2) a RECORD AMOUNT ($311 billion) of new stock offerings (includes IPOs, secondaries, and converts, but particularly a large offering of secondaries in the second half of the year);

3) Announced cash M&A, as well as corporate stock buybacks, AT THE LOWEST LEVELS FOR ANY YEAR THIS DECADE.

These are strange statistics, all of which would argue AGAINST a big move up in stocks. But the weak dollar and record low rates which stimulated a hunt for riskier assets overcame all of those negatives in 2009.

More on fund flows. What a weird year! Look at these 2009 stats, again courtesy of TrimTabs.com:

  • U.S. stock funds: $32 billion OUTFLOWs
  • U.S. ETFs: $18 billion OUTFLOWS
  • (there's about $3.6 trillion in U.S. stock mutual funds)
  • International stock funds: $26 billion INFLOWS
  • International ETFs: $35 billion INFLOWS
  • (there's about $1 trillion in international mutual funds)
  • U.S. bond funds: $370 billion INFLOWS
  • U.S. bond ETFs: $39 billion INFLOWS
  • (there's about $2 trillion in U.S. bond funds)
  • Commodity ETFs: $27 billion INFLOWS (now $48 billion invested in 98 ETFs)

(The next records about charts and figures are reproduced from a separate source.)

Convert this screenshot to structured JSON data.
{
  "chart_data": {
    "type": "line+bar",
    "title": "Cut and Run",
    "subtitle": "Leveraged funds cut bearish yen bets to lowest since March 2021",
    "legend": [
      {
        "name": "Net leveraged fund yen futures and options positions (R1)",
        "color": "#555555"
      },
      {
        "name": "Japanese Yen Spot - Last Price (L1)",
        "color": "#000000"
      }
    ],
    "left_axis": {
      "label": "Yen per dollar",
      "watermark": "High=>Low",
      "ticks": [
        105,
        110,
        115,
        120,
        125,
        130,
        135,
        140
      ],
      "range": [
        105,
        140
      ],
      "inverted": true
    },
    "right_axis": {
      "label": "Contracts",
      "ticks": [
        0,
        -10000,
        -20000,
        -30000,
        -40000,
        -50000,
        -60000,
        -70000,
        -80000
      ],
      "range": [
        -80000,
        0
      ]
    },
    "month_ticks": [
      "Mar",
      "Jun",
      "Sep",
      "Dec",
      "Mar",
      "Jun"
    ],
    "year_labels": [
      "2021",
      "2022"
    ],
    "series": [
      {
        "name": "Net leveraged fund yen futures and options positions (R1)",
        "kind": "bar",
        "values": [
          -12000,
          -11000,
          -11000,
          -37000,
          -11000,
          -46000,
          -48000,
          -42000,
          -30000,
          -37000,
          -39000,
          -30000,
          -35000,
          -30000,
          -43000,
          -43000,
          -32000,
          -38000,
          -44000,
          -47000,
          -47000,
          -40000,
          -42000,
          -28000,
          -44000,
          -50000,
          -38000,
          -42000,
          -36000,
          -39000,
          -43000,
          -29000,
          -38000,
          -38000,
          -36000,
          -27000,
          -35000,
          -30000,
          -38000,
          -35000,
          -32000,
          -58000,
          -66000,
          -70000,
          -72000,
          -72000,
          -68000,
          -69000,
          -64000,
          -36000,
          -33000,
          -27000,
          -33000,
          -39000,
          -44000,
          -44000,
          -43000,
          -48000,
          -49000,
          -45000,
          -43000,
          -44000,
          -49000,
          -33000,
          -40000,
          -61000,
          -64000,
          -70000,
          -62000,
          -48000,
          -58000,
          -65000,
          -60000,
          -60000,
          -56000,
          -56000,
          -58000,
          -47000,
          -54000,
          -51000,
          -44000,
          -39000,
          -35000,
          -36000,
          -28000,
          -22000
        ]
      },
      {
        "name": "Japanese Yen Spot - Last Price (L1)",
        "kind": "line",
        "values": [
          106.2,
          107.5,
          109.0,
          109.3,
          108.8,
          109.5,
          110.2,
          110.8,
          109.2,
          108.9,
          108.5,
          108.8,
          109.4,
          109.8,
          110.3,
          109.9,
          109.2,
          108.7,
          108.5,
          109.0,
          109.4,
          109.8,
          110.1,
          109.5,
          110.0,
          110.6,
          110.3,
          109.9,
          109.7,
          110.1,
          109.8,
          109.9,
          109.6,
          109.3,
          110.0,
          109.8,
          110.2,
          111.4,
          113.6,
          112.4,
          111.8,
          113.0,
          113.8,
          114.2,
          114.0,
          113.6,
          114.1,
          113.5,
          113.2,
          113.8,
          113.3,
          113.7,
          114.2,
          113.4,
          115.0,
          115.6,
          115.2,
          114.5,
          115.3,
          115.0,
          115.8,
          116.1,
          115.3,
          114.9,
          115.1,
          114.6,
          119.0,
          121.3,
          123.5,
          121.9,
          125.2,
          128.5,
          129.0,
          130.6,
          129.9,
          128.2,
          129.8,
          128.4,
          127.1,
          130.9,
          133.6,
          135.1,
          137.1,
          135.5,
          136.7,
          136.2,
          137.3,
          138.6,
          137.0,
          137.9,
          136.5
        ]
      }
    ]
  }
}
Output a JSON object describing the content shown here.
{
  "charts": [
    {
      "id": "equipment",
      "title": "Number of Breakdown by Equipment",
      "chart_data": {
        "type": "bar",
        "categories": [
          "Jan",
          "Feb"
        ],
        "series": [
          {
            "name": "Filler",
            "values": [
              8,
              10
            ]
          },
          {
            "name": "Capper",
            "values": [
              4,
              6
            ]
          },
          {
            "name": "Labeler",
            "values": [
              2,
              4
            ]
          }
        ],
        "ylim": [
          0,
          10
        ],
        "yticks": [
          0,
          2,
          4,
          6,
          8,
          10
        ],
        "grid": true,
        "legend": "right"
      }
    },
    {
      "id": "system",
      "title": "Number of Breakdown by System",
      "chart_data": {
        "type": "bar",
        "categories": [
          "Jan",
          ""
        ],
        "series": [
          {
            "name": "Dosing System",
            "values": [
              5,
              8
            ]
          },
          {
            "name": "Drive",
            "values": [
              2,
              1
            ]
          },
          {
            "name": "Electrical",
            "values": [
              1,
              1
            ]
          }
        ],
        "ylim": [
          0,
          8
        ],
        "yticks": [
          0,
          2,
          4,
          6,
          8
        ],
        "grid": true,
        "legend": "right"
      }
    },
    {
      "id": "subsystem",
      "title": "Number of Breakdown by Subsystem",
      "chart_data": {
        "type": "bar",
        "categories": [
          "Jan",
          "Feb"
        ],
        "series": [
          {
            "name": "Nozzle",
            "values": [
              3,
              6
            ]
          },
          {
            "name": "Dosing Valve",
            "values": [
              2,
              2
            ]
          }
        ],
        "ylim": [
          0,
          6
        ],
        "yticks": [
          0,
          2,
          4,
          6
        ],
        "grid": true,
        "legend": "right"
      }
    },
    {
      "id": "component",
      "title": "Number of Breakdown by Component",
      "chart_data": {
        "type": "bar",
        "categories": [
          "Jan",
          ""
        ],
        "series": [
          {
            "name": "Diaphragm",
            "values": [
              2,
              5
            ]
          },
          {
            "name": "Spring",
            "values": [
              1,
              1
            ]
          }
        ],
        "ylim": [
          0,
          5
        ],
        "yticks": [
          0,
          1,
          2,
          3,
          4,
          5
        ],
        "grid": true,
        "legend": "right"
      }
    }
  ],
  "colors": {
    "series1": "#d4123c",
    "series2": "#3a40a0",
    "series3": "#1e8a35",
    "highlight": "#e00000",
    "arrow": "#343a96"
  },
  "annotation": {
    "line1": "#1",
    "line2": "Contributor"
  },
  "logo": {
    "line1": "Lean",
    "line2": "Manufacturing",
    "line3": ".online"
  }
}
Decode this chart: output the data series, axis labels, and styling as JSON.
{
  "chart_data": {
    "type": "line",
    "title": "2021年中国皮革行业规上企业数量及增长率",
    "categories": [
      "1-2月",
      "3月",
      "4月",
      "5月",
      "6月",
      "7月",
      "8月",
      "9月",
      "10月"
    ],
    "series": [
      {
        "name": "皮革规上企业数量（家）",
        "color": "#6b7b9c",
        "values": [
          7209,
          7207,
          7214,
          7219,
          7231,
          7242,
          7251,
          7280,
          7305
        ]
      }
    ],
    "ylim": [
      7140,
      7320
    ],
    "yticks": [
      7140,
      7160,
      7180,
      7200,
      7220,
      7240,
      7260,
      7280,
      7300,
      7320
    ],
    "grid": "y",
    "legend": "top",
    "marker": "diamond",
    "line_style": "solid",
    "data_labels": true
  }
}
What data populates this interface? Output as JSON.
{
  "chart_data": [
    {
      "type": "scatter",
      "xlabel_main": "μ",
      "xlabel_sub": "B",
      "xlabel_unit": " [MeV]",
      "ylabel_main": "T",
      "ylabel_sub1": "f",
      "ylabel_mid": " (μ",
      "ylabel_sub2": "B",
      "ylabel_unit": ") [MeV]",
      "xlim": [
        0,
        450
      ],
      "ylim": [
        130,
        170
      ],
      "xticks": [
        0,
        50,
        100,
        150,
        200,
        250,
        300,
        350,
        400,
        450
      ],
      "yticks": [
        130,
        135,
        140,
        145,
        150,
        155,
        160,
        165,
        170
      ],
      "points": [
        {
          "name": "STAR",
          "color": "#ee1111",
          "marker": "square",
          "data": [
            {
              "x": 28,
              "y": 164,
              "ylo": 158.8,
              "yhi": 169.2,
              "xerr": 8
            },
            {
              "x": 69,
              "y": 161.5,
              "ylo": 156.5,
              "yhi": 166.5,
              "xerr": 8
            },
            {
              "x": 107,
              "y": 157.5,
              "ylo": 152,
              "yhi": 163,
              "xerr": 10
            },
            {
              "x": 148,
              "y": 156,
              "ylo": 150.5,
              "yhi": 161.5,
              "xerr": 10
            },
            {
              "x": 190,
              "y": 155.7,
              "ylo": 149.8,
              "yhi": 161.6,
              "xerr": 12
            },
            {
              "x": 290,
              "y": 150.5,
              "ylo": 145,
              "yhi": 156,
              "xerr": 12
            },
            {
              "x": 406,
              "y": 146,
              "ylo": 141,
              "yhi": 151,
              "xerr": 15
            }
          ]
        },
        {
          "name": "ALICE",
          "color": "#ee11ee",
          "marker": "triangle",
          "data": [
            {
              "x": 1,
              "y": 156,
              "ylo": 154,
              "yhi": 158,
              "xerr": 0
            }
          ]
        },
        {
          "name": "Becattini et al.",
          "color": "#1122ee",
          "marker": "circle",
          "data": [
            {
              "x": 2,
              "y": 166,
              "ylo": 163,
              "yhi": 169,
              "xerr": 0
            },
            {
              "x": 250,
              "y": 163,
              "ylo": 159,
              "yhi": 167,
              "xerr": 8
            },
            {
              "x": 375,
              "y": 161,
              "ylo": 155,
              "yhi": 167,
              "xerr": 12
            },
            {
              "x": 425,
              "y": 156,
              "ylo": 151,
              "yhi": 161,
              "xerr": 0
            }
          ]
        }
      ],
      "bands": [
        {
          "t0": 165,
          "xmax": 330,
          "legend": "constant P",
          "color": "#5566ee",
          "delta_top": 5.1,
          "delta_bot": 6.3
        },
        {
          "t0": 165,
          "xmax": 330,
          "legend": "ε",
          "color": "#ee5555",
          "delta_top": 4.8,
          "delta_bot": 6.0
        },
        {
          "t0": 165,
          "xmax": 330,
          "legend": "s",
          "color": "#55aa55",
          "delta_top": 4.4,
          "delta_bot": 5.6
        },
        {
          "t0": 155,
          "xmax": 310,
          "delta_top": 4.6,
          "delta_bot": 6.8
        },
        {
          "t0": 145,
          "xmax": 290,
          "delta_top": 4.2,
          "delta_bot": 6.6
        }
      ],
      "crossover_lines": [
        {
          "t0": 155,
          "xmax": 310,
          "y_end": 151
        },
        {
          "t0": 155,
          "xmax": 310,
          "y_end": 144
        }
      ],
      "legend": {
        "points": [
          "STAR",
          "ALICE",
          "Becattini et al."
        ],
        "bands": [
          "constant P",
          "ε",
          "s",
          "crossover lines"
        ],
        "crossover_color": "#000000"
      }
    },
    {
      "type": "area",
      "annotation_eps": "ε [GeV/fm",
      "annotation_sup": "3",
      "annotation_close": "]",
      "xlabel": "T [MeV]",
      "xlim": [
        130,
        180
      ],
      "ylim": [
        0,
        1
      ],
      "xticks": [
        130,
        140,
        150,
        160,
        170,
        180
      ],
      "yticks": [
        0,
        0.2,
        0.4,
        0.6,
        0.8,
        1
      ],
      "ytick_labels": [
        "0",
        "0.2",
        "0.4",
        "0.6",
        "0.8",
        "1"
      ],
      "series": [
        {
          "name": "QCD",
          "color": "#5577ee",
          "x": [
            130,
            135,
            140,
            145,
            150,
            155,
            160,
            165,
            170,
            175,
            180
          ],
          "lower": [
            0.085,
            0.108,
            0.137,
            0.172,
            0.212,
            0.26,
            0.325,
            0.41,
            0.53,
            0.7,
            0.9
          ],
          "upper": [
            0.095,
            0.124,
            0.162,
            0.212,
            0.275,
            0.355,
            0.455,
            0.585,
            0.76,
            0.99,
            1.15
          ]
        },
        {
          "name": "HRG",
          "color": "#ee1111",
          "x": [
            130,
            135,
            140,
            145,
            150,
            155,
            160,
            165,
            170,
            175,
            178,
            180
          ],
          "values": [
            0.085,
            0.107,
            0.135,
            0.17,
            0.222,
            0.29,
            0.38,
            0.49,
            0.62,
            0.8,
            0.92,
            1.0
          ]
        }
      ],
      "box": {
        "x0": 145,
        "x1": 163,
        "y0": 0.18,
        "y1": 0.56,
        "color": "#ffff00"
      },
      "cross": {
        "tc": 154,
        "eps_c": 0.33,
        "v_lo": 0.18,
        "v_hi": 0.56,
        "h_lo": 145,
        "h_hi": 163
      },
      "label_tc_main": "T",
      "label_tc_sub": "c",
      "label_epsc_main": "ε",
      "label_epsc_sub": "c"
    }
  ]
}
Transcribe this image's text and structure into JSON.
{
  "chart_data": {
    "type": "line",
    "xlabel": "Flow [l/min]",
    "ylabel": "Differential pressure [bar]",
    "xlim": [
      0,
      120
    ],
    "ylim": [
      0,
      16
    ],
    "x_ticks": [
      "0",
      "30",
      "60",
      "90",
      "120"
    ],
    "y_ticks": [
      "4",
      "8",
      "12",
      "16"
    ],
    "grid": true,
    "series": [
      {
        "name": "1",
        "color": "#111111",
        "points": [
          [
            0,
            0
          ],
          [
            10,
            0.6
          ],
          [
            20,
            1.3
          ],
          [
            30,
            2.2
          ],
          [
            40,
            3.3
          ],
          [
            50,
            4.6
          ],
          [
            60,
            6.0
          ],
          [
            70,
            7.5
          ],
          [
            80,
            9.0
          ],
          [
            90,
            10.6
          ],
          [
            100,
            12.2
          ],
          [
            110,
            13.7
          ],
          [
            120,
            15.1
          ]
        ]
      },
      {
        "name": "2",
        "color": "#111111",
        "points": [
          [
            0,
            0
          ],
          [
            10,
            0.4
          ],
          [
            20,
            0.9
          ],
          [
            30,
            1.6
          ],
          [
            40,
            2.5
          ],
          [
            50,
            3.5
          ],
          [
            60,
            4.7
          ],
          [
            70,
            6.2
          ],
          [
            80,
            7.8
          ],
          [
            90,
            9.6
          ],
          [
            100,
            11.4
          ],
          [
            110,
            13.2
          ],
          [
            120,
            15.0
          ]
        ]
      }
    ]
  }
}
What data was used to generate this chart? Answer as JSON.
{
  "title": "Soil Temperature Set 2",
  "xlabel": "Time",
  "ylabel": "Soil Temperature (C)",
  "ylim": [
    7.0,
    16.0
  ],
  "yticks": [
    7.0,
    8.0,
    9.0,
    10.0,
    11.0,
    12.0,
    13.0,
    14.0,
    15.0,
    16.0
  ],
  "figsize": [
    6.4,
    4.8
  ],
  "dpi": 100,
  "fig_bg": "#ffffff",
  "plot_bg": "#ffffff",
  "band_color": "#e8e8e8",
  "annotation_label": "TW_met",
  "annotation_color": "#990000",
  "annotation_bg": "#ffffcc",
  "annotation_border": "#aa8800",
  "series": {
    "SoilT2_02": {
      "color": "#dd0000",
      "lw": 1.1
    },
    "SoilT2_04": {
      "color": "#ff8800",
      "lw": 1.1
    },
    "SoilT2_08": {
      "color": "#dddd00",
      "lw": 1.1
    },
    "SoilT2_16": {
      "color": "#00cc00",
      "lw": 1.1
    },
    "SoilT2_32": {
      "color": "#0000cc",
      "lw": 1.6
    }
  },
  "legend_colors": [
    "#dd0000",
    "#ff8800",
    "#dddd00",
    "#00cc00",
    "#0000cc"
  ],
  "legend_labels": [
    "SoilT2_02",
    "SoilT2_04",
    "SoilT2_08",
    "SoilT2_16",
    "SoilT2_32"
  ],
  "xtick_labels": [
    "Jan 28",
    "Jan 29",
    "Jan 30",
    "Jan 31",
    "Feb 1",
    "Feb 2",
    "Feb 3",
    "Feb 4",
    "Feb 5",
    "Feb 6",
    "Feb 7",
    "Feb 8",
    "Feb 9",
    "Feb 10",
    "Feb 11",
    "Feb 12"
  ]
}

What do we make of this? That the U.S. investor, on net, put NO MONEY into U.S. mutual funds this year, put a small amount into international funds (mostly emerging market funds), and put A TON OF MONEY into bond funds, apparently under the theory that: 1) stocks can't be trusted, and 2) bond funds do not go down.

This is setting up for a potential disaster for investors, many of whom pulled their money OUT of stocks from November, 2008 on and put them all in bond funds.